If engineering estimates for technical debt reduction prove inaccurate, it can lead to friction. It's also important to acknowledge, I think, that technical debt is rarely, if ever, 100% eliminated. The more realistic goal is to manage it to an acceptable level, and what's "acceptable" can vary significantly depending on the product's industry vertical market (e.g., finance has different risk tolerances than e-commerce or healthcare).

Roadmapping and prioritization hacks:

One surprisingly effective, albeit unsophisticated, tool I've seen engineers use is a simple roadmap they design themselves and share with product.

If there's a desire to undertake a significant refactor, introduce a new database, or adopt a new framework, creating a brief roadmap in a document or slideshow can be very clarifying. It should explain what will happen once the change is implemented - somewhat akin to Amazon's PR/FAQ approach where the benefits are articulated upfront.

It might outline phases - a few weeks for task A, then a few weeks for task B, and so on, culminating in a specific improved capability. This can then be juxtaposed with the existing product roadmap to analyze the potential futures - with and without the initiative.

I like the simplicity because it frequently surfaces other pros vs cons that the person championing the initiative might not have initially considered. While I'm not personally a strong advocate for highly specific developer productivity metrics, a straightforward document has often proven remarkably effective in my experience.

Other approaches I've seen involve using OKRs. When these are transparent, all teams or LOB can ask themselves: how will this technical debt initiative improve a specific OKR? Will it enhance usability or address a customer-impacting area targeted by an OKR?

Such a self-relfective approach via OKRs helps teams define the scope and impact, perhaps using T-shirt sizing for a high-level estimate. Such information can then inform discussions about resource allocation, like the 80/20 or 60/40 splits, from one release to the next.

Some very large tech companies, like Netflix or Google, are said to occasionally perform complete rewrites of codebases every 2-3 years, which is a significant undertaking only feasible with substantial resources.

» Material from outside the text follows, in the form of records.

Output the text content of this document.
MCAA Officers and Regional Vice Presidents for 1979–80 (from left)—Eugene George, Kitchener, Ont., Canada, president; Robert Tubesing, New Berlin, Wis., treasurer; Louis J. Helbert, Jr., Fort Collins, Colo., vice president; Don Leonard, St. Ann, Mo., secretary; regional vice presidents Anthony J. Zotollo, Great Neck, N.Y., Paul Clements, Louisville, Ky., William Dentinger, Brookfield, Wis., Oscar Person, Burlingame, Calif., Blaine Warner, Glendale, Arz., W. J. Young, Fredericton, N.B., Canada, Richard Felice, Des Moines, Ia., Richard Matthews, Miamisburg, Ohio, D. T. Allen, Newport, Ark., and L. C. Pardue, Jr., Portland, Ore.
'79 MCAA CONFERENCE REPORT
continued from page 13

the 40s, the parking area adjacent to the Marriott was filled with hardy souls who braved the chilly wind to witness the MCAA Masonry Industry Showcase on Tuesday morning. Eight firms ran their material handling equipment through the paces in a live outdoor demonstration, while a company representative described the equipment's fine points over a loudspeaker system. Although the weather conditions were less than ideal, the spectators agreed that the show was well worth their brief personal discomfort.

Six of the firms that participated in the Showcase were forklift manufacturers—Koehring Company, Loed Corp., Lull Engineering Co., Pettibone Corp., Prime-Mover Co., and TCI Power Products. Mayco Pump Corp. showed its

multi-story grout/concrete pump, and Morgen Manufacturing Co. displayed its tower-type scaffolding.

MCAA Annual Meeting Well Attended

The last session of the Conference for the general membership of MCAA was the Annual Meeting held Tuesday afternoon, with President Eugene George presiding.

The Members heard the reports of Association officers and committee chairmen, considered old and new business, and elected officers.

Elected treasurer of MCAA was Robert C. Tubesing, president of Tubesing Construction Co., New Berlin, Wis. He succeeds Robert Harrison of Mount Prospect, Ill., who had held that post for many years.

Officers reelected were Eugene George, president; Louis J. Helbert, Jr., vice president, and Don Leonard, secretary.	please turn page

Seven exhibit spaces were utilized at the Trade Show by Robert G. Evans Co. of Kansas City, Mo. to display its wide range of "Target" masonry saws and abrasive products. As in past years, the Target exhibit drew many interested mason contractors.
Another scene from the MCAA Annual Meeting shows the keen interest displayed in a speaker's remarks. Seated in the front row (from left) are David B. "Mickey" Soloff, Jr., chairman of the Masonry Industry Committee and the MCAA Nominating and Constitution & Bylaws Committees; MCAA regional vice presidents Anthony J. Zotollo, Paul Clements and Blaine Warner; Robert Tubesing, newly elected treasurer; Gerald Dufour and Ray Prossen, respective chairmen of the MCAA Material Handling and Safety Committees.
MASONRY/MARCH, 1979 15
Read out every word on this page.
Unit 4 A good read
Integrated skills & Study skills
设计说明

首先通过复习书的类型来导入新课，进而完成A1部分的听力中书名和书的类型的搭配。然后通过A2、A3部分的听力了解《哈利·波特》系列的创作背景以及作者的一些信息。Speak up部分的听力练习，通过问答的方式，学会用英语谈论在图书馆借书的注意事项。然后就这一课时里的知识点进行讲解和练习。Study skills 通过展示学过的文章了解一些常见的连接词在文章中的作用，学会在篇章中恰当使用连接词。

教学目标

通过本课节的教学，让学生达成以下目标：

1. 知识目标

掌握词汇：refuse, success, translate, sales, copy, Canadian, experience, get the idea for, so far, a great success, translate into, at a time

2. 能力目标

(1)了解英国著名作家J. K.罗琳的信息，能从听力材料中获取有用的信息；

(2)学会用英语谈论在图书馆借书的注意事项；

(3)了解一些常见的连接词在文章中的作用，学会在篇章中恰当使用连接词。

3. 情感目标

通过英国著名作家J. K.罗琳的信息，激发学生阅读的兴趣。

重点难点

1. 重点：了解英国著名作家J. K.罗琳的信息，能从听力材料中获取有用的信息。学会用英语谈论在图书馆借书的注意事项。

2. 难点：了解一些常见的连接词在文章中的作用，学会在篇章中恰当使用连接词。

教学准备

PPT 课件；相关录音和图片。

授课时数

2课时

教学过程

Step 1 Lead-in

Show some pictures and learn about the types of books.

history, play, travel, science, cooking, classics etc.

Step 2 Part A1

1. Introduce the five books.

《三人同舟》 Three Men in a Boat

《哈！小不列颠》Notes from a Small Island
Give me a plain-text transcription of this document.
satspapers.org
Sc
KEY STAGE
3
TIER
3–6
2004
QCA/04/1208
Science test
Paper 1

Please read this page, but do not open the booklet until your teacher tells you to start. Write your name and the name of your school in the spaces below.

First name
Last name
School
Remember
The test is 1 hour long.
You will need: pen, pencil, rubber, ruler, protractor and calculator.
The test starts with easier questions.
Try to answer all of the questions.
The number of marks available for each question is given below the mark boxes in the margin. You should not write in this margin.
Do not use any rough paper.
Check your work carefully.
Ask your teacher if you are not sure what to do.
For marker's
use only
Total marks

More commonly, I've observed top-down approaches which can work for smaller companies. Sometimes this means leaving it to individual teams or LOB to identify and tackle their most pressing debt and be responsible for "Proxy Metrics".

In other organizations, they take this further by dedicating a specific 2-week sprint each quarter to technical debt. When intentional debt was being introduced, engineers would sometimes even comment on it or leave "technical debt" flags in the code repo itself, earmarking it for a future quarterly tech debt cleanup.

Another top-down strategy is to allocate a fixed percentage of budget, say 20%, to technical debt. This can work, but I've also seen situations where teams then try to fit items into this allocation that aren't truly technical debt, simply to utilize the budgeted time. This can result in cycles being spent on, for example, retiring old functionality that isn't causing active problems, rather than addressing more pressing underlying issues.

Governance is key:

To make the management of technical debt a sustainable practice, it is crucially important for technical debt to become ingrained in the overall operating and engineering culture.

Engineering guilds have appeared to be successful in this regard - or hybrid Change Advisory boards (CAB) of some flavour. Such setups provide a safe space where people can present the status of various initiatives or discuss the "why" on a broader level with interested engineers or related peers.

I've also heard of more informal meeting cadence initiatives, like "Refactor Fridays", where individuals can contribute to tackling a large, ongoing problem and do standups.

Ultimately, navigating technical debt seems to be an ongoing process of observation, discussion, and adaptation, rather than a problem that can be definitively "solved" at the root cause level. It requires a sustained commitment from many parts of an organization and for teams to recognise different strategic approaches available.